Among the most common questions that people have regarding contact with the police is “Should I talk to the police?” Unless you are the one reporting a crime, the simple answer to that question is usually “no” for multiple reasons.
Although most people understand that they have a Miranda right “to remain silent,” it is surprising how many people voluntarily waive that right when questioned by the police. There are a number of reasons why this is the case. A brief discussion of these reasons may help you better understand why you should not waive your right to silence when questioned by the police.

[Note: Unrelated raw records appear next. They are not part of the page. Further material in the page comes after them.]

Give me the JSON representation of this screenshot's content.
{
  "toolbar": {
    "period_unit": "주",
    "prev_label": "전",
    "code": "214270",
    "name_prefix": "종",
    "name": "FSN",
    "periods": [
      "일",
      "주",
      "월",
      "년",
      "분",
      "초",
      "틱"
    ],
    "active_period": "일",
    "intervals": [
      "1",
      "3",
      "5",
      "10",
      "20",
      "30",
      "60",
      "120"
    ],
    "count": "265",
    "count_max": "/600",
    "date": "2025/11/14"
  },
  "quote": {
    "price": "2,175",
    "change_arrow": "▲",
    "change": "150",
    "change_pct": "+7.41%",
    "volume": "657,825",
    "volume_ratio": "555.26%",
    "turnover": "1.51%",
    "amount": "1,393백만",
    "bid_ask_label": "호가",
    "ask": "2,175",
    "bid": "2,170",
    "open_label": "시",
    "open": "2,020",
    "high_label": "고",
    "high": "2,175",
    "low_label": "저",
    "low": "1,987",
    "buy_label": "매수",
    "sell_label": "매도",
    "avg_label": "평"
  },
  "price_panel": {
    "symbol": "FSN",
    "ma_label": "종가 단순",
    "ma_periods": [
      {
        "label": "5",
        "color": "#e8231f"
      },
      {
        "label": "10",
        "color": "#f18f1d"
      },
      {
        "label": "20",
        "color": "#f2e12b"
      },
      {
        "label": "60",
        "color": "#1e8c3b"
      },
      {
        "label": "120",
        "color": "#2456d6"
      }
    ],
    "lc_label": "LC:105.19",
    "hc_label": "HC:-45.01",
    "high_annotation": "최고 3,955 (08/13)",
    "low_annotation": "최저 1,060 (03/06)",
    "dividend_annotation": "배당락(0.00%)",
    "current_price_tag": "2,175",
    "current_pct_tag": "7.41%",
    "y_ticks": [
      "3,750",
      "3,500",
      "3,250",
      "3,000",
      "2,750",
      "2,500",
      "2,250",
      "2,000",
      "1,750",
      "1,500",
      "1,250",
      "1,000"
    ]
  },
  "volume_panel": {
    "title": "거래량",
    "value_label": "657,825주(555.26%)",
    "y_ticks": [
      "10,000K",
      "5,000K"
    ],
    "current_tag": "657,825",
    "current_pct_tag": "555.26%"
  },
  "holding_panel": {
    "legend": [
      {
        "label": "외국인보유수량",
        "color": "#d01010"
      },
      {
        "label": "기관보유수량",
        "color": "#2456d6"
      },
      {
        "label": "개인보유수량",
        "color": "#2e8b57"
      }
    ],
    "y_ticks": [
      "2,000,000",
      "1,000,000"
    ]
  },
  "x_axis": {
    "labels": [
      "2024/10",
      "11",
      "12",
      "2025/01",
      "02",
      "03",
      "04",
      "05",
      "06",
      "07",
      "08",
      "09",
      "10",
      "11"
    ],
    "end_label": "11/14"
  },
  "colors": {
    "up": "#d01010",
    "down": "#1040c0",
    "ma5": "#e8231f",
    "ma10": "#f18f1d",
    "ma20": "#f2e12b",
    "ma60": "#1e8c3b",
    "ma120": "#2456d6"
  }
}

One reason people talk to the police is because they fail to recognize that they are actually being questioned. People mistakenly believe that the police have to give them their Miranda warnings (the warnings we have all heard on television that begin with “you have the right to remain silent …”) whenever they talk to a suspect. Not true. Miranda warnings are only required after a person has been taken into custody, meaning that a police officer can “chat” with you all day long without reading you your rights. This often leads the individual being questioned to mistakenly believe they are not a suspect because no rights were given. Consequently, they are more relaxed and sometimes forget the importance of remaining silent. Along the same lines, people often think that because the officer didn’t read them their rights, anything they say cannot be used against them. Again, this is not true for the reasons previously mentioned.
Another factor that often leads people to talk to the police when they shouldn’t is basic human nature. People think that they can “clear the air” or “explain what happened” by talking to the police. Often, the police encourage this line of thinking. The important thing to remember though is that if the air needs to be cleared, or if anything needs to be explained, your attorney can do that for you in the future. People rarely talk themselves out of becoming a suspect or being arrested. Far more often they talk themselves into being convicted.
Finally, many people think that by asserting their right to an attorney and/or to remain silent, they are making themselves appear guilty. The truth of the matter is that if the police are already asking you questions, there is a good chance they already think you are guilty of something. Therefore, you have nothing to lose and everything to gain by remaining silent.
Having said all of this, nothing should be taken to imply that you should not provide basic identifying information to a law enforcement officer when stopped and asked. Beyond that, however, you have every reason to assert your right to remain silent and to consult with an attorney prior to talking to the police.